Background: Ferroptosis is an iron-dependent form of regulated cell death, which offers therapeutic potential in non-small cell lung cancer (NSCLC). This study aimed to evaluate whether Micheliolide (MCL) induces ferroptosis in NSCLC cells via the nuclear factor erythroid 2-related factor 2 (Nrf2) signaling pathway.

Methods: H1299 cells were treated with different concentrations of MCL. Cellular assays, including the Cell Counting Kit-8 (CCK-8), colony formation, scratch test, and Transwell, were used to evaluate the viability, proliferation, migration, and invasion of the cells. Ferroptosis-related indicators (reactive oxygen species (ROS), malondialdehyde (MDA), glutathione (GSH), Fe²⁺) and protein expression (Nrf2, glutathione peroxidase 4 (GPX4), Acyl-CoA Synthetase Long-Chain Family Member 4 (ACSL4), Transferrin Receptor 1 (TFR1) were assessed via flow cytometry, biochemical assays, and Western blot. Additionally, Nrf2-specific activator (tert-butylhydroquinone (tBHQ)) and ferroptosis inhibitors (Fer-1) were used to verify the involvement of this pathway.

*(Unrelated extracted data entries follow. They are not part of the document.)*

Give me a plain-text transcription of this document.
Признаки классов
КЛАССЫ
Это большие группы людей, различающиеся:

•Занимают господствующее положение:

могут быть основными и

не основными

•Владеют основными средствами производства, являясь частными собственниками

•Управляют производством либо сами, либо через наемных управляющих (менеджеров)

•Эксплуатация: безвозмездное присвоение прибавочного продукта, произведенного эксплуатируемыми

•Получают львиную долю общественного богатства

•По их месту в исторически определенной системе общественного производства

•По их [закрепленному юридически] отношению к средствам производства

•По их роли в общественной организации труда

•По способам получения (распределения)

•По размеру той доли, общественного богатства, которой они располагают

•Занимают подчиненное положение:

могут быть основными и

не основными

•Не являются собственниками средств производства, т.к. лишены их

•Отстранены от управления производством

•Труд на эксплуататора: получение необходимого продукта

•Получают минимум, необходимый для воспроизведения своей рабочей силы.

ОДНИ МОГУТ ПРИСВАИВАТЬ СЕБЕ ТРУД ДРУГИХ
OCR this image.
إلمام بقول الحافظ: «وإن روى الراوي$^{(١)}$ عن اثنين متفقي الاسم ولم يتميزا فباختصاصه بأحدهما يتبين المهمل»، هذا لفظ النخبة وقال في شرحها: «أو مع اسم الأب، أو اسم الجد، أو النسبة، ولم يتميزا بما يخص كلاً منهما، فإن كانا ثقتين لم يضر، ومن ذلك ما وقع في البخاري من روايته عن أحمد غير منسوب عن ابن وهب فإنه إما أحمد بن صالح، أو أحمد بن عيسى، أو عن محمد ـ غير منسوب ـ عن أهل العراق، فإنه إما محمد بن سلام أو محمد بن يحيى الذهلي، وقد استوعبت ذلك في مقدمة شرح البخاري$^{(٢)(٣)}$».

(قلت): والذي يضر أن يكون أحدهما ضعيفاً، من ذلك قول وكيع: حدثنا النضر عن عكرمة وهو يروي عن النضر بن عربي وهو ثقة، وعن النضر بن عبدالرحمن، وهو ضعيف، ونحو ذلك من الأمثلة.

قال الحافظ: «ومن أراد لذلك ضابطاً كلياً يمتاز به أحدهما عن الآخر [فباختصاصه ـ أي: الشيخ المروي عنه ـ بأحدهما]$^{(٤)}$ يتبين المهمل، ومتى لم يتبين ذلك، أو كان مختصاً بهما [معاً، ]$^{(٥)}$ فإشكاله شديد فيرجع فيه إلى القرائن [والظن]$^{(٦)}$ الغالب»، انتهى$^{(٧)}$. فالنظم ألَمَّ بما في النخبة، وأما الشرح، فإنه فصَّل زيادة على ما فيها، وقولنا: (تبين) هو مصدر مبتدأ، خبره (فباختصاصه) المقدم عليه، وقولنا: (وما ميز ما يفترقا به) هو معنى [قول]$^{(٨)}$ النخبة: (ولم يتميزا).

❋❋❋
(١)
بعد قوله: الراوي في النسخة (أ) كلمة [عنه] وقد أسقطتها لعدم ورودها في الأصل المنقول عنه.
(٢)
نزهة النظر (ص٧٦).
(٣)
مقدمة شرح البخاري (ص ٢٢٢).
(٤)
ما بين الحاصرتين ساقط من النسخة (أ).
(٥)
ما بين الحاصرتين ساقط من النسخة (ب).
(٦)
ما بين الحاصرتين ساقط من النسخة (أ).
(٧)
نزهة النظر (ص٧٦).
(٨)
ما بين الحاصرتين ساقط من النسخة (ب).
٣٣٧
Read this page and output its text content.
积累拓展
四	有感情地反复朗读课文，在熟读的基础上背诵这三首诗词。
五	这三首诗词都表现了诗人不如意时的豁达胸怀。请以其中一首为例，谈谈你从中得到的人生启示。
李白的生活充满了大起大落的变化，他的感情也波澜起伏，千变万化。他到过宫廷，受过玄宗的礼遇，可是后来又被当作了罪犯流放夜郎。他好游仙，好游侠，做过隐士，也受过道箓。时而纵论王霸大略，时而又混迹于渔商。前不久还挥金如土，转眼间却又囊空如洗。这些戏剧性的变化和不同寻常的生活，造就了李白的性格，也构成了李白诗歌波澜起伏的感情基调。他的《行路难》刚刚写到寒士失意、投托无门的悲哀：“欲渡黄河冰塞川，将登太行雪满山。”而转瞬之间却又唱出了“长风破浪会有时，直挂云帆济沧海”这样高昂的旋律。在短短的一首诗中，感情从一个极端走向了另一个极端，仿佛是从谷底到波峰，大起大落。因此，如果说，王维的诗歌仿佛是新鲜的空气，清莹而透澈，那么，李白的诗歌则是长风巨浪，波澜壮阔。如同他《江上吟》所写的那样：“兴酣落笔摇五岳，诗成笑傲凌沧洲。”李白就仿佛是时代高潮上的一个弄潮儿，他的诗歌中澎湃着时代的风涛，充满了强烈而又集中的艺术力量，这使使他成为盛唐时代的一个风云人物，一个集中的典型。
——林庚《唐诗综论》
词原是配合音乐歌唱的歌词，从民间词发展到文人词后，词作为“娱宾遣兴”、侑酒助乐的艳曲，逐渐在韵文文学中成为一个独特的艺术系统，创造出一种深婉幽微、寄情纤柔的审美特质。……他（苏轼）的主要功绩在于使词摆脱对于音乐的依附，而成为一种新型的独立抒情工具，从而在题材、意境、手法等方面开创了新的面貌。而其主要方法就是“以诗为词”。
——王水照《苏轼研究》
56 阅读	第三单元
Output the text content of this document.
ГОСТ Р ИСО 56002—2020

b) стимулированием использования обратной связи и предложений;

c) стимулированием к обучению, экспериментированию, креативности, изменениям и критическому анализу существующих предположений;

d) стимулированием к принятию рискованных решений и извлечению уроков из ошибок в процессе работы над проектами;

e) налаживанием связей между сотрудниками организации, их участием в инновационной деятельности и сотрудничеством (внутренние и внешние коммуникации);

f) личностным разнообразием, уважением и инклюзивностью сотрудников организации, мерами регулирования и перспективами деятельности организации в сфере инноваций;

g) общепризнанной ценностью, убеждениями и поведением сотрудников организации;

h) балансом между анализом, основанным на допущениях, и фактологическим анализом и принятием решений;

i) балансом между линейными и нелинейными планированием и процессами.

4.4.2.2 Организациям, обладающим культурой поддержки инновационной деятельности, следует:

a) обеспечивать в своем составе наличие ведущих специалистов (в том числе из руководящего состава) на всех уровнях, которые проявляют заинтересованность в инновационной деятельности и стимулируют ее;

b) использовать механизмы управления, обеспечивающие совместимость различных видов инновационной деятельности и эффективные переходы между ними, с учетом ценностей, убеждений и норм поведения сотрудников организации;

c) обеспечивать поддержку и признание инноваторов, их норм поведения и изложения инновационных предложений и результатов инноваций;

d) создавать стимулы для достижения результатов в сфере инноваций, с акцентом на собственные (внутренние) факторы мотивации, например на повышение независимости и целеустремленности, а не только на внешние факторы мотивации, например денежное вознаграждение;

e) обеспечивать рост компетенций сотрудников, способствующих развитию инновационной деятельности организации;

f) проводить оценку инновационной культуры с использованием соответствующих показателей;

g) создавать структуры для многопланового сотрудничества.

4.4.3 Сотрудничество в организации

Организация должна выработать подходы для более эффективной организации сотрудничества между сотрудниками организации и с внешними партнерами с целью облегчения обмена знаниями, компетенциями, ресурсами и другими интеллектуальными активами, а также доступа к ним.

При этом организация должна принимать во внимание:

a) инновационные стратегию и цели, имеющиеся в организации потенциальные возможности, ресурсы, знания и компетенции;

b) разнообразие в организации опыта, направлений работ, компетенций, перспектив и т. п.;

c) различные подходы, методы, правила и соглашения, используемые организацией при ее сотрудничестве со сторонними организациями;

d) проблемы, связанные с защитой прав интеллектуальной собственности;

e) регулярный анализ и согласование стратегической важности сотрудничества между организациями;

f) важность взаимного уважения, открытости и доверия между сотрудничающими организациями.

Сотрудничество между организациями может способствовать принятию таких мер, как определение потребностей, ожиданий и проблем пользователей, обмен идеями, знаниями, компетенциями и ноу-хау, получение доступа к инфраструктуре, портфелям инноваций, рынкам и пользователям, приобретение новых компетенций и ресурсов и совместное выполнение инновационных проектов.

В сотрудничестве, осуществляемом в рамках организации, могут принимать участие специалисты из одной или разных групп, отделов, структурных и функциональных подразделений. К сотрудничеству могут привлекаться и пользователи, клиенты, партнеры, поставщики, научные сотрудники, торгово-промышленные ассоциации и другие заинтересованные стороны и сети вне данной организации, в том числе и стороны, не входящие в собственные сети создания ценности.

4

Results: MCL inhibited proliferation, migration, and invasion of H1299 cells in a dose-dependent manner and induced ferroptosis as evidenced by elevated ROS, MDA, and Fe²⁺ levels, and reduced GSH concentration. Western blot analysis revealed significantly increased ACSL4 and TFR1 and decreased Nrf2 and GPX4 expression. These MCL-induced effects were reversed by tBHQ or Fer-1, confirming the involvement of Nrf2.

Conclusions: MCL induces ferroptosis in NSCLC cells by suppressing the Nrf2 pathway. Targeting Nrf2 may enhance the anticancer efficacy of Micheliolide, offering new therapeutic insights for NSCLC.